Resident Evil 5 is set in Africa, somewhat of a unique location as far as the undead are concerned. You play as Chris Redfield chasing a threat of bio-terrorism on the continent which, no surprise, turns people into various types of undead 7.62×39 hunting ammo . The plot itself is interesting enough, especially if you’re already a fan of the series. If you’ve never played a Resident Evil game before you can still follow everything with relative ease, although there are a couple of things that might go over your head.

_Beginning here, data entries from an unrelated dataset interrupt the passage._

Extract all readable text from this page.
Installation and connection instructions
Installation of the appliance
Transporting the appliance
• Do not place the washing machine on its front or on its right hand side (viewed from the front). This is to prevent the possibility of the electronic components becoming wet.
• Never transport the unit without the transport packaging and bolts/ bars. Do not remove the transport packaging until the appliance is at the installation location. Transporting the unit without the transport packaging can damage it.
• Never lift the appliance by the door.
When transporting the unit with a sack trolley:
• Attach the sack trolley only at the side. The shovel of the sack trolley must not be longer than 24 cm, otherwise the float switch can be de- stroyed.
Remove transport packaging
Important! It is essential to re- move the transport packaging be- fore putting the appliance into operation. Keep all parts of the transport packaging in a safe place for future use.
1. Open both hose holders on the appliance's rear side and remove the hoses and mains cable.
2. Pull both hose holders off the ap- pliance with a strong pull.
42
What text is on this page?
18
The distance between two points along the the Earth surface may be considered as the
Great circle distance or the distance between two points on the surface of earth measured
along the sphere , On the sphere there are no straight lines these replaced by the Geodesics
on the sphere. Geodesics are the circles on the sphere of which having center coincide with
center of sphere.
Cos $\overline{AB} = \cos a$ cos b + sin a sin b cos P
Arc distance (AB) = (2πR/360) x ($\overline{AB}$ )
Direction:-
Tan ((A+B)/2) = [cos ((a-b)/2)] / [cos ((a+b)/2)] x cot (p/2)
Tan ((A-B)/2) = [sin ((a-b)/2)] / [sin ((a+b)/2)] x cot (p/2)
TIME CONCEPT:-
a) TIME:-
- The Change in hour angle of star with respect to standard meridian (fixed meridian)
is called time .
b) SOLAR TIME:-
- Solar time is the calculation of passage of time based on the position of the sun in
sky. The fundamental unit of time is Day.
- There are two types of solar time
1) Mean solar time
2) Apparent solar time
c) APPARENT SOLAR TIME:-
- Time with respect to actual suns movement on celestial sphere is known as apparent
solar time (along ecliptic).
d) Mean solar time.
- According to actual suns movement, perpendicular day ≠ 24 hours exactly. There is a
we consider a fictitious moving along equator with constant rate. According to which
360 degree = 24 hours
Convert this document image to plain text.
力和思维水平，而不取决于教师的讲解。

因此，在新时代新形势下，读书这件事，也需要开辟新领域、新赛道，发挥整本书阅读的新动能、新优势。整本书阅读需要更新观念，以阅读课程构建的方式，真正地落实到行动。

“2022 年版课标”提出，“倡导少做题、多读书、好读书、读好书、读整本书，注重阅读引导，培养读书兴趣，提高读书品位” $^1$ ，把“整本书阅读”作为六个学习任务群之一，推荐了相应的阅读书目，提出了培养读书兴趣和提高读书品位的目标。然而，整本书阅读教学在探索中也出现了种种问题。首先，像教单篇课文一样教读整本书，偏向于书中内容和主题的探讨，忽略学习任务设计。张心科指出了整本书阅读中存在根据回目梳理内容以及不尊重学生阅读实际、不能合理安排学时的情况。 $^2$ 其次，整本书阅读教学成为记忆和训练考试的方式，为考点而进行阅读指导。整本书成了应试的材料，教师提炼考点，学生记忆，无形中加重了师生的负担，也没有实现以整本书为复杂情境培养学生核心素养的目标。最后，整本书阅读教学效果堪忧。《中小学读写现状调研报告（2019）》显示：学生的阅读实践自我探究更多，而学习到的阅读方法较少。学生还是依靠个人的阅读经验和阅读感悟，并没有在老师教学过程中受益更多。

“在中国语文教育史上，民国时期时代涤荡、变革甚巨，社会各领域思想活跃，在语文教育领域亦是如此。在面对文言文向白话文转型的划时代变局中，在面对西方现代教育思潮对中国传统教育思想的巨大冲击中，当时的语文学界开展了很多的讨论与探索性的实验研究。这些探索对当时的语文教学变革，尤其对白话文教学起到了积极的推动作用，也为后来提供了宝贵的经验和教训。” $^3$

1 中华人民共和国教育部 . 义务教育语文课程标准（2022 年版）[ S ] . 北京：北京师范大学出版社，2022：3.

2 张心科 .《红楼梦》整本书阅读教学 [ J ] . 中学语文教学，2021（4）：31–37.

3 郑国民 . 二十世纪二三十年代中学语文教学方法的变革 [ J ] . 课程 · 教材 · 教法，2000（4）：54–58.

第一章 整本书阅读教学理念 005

The fifth game in the series (If you want to go by the conventional numbering at least – It’s actually more like the ninth) isn’t quite as much of a departure from the fourth, but there are still a few new mechanics thrown in. It also features the least ‘zombified’ bad guys yet. There’s still some level of shambling undead but there’s a lot more enemies that are faster and more dynamic in their movement and attacks than before.
The over major change is that you’ve got a friend along for the ride in the form of AI controlled Sheva Alomar, a young African woman who fights alongside you for most of the game. If the thought of an AI controlled companion scares you, Sheva can be controlled by a friend in the games very polished co-op mode – a very welcome addition in a genre that hasn’t exactly embraced many multiplayer modes.
Resident Evil 5 is a mixture of puzzle, adventure and action elements, although it’s generally more focused on the latter. If you’ve never played a Resident Evil game before, the fifth installment falls somewhere in-between an all out action game and a more brooding dark horror game like Deadspace. If you’re looking for a game that focuses purely on horror using atmosphere and pacing, you’ll probably want to look elsewhere. For everyone else though, RE5 is competent if not ground breaking addition to the genre.
The biggest let down is the games AI, which varies from being nearly competent to incredibly annoying. Your AI controlled friend has a tendency to shoot needlessly at just about anything that moves, wasting an incredibly amount of ammo in a game where ammo is already scarce. She also has a tendency to heal you at the worst possible time, wasting valuable resources. It doesn’t help that the games inventory management and control options are quite limited in scope.
RE5 might not be the pinnacle of the series but it’s another step forward in experimenting with next generation consoles. It’s not for everyone – the puzzle and inventory elements will frustrate those who are used to straight action games. However, it does plenty to please fans of the series while being solid enough to recommend to newcomers, especially those who are likely to play through the game on Xbox Live instead of the AI companion.